I tried using torch.clamp, but also seems non-differentiable:
import torch
from torch import autograd
threshold = autograd.Variable(torch.rand(1), requires_grad=True)
print('threshold', threshold)
# m = torch.nn.Threshold(threshold, threshold)
input = autograd.Variable(torch.rand(1, 5), requires_grad=True) - 0.5
print('input', input)
# out = m(input)
out = torch.clamp(input, min=threshold)
print('out', out)
out.backward(torch.ones(1, 5))
print('threshold.grad.data', threshold.grad.data)
> Traceback (most recent call last):
> File "4729.py", line 11, in <module>
> out = torch.clamp(input, min=threshold)
> File "/Users/hugh2/conda3/envs/pytorch/lib/python3.6/site-packages/torch/autograd/variable.py", line 396, in clamp
> return CmaxConstant(min)(self)
> File "/Users/hugh2/conda3/envs/pytorch/lib/python3.6/site-packages/torch/autograd/_functions/pointwise.py", line 232, in forward
> self._max_buffer = i.gt(self.constant).type_as(i)
> TypeError: gt received an invalid combination of arguments - got (Variable), but expected one of:
> * (float value)
> didn't match because some of the arguments have invalid types: (Variable)
> * (torch.FloatTensor other)
> didn't match because some of the arguments have invalid types: (Variable)
I tried on tensorflow, and seemed to work ok:
import tensorflow as tf
graph = tf.Graph()
with graph.as_default():
input_t = tf.placeholder(tf.float32, [None], 'input')
threshold_t = tf.Variable(0.05)
out_t = tf.minimum(input_t, threshold_t)
sess = tf.Session()
with sess.as_default():
sess.run(tf.global_variables_initializer())
print('out', sess.run(out_t, feed_dict={input_t: [-0.3, 0.0, 0.7]}))
# get grad of out_t wrt threshold_t
grad_out_t = tf.gradients(out_t, [threshold_t])[0]
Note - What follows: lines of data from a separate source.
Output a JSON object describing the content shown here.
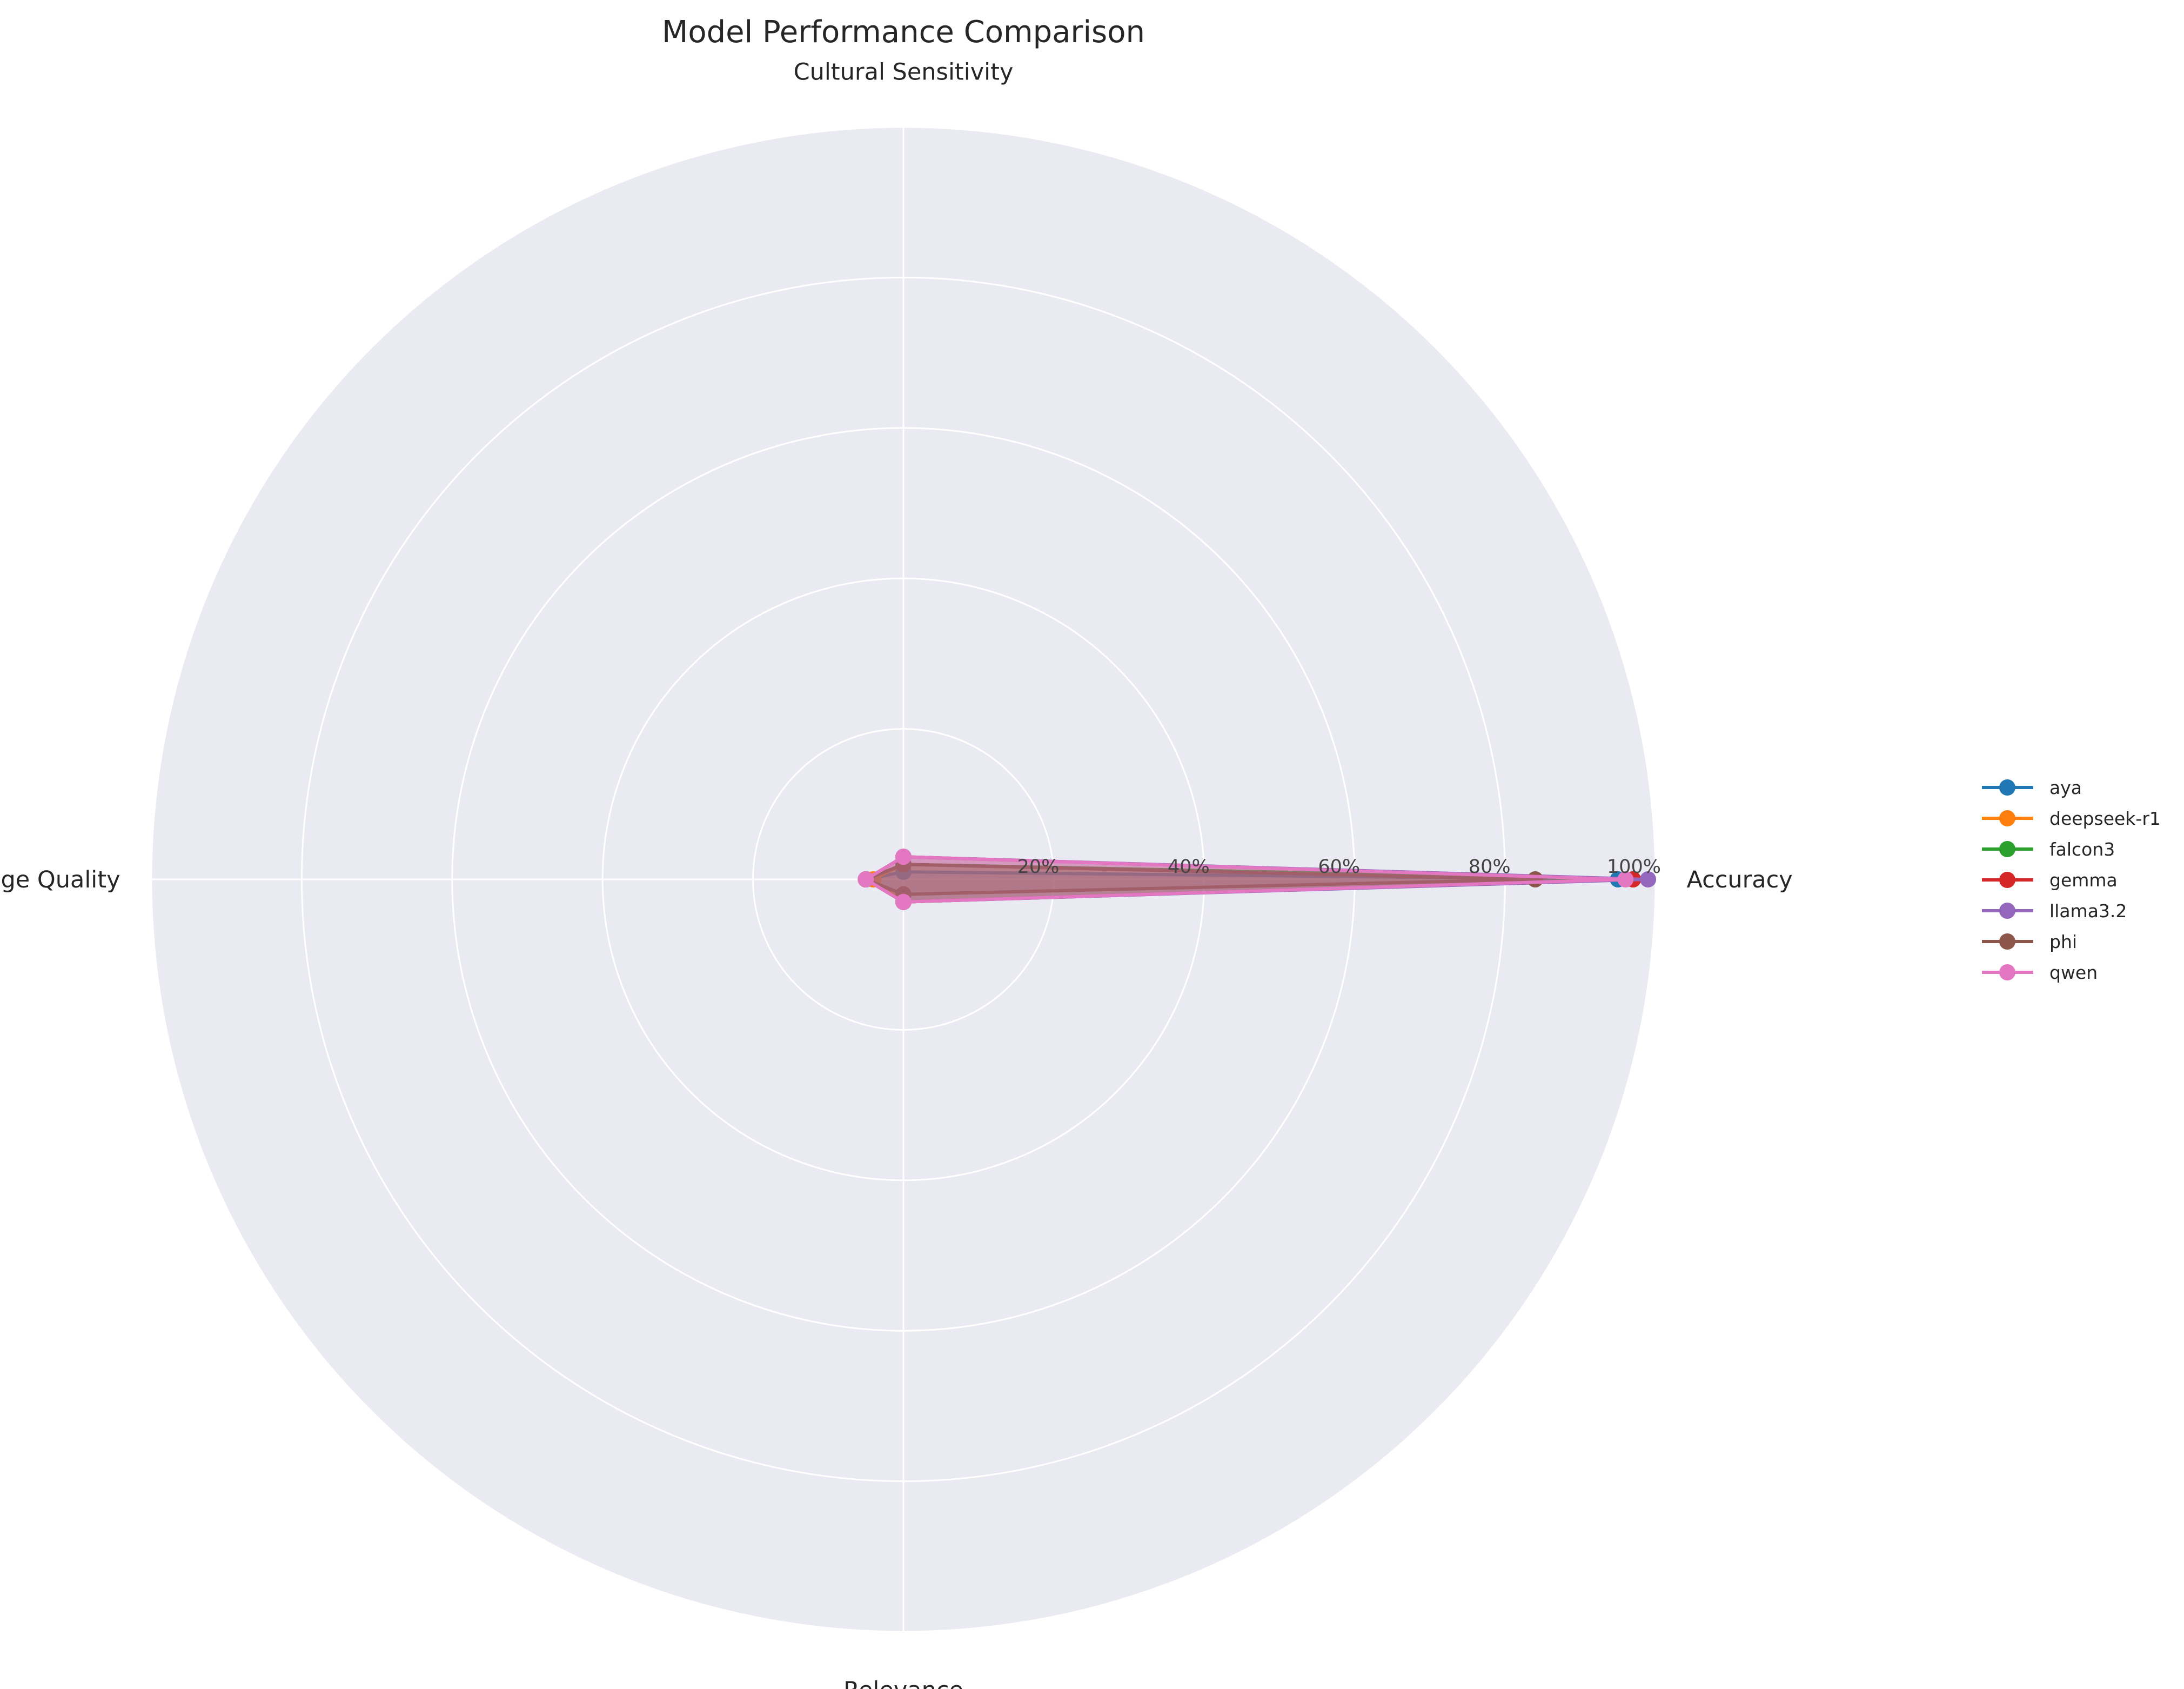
{
  "chart_data": {
    "type": "radar",
    "title": "Model Performance Comparison",
    "axes": [
      "Accuracy",
      "Cultural Sensitivity",
      "Language Quality",
      "Relevance"
    ],
    "r_ticks": [
      "20%",
      "40%",
      "60%",
      "80%",
      "100%"
    ],
    "r_range": [
      0,
      1
    ],
    "grid": true,
    "legend_position": "right",
    "series": [
      {
        "name": "aya",
        "color": "#1f77b4",
        "values": [
          0.95,
          0.01,
          0.05,
          0.03
        ]
      },
      {
        "name": "deepseek-r1",
        "color": "#ff7f0e",
        "values": [
          0.97,
          0.02,
          0.04,
          0.03
        ]
      },
      {
        "name": "falcon3",
        "color": "#2ca02c",
        "values": [
          0.97,
          0.02,
          0.05,
          0.03
        ]
      },
      {
        "name": "gemma",
        "color": "#d62728",
        "values": [
          0.97,
          0.03,
          0.05,
          0.03
        ]
      },
      {
        "name": "llama3.2",
        "color": "#9467bd",
        "values": [
          0.99,
          0.03,
          0.05,
          0.03
        ]
      },
      {
        "name": "phi",
        "color": "#8c564b",
        "values": [
          0.84,
          0.02,
          0.05,
          0.02
        ]
      },
      {
        "name": "qwen",
        "color": "#e377c2",
        "values": [
          0.96,
          0.03,
          0.05,
          0.03
        ]
      }
    ]
  }
}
print('d(out)/d(theshold)', sess.run(grad_out_t, feed_dict={input_t: [-0.3, 0.0, 0.7]}))
print('d(out)/d(theshold)', sess.run(grad_out_t, feed_dict={input_t: [-0.3, 0.0, -0.7]}))
print('d(out)/d(theshold)', sess.run(grad_out_t, feed_dict={input_t: [-0.3, 0.5, 0.7]}))
out [-0.30000001 0. 0.05 ]
d(out)/d(theshold) 1.0
d(out)/d(theshold) 0.0
d(out)/d(theshold) 2.0
Edit: I guess maybe this needs the Scalar thing that’s on the way, in order to be solved?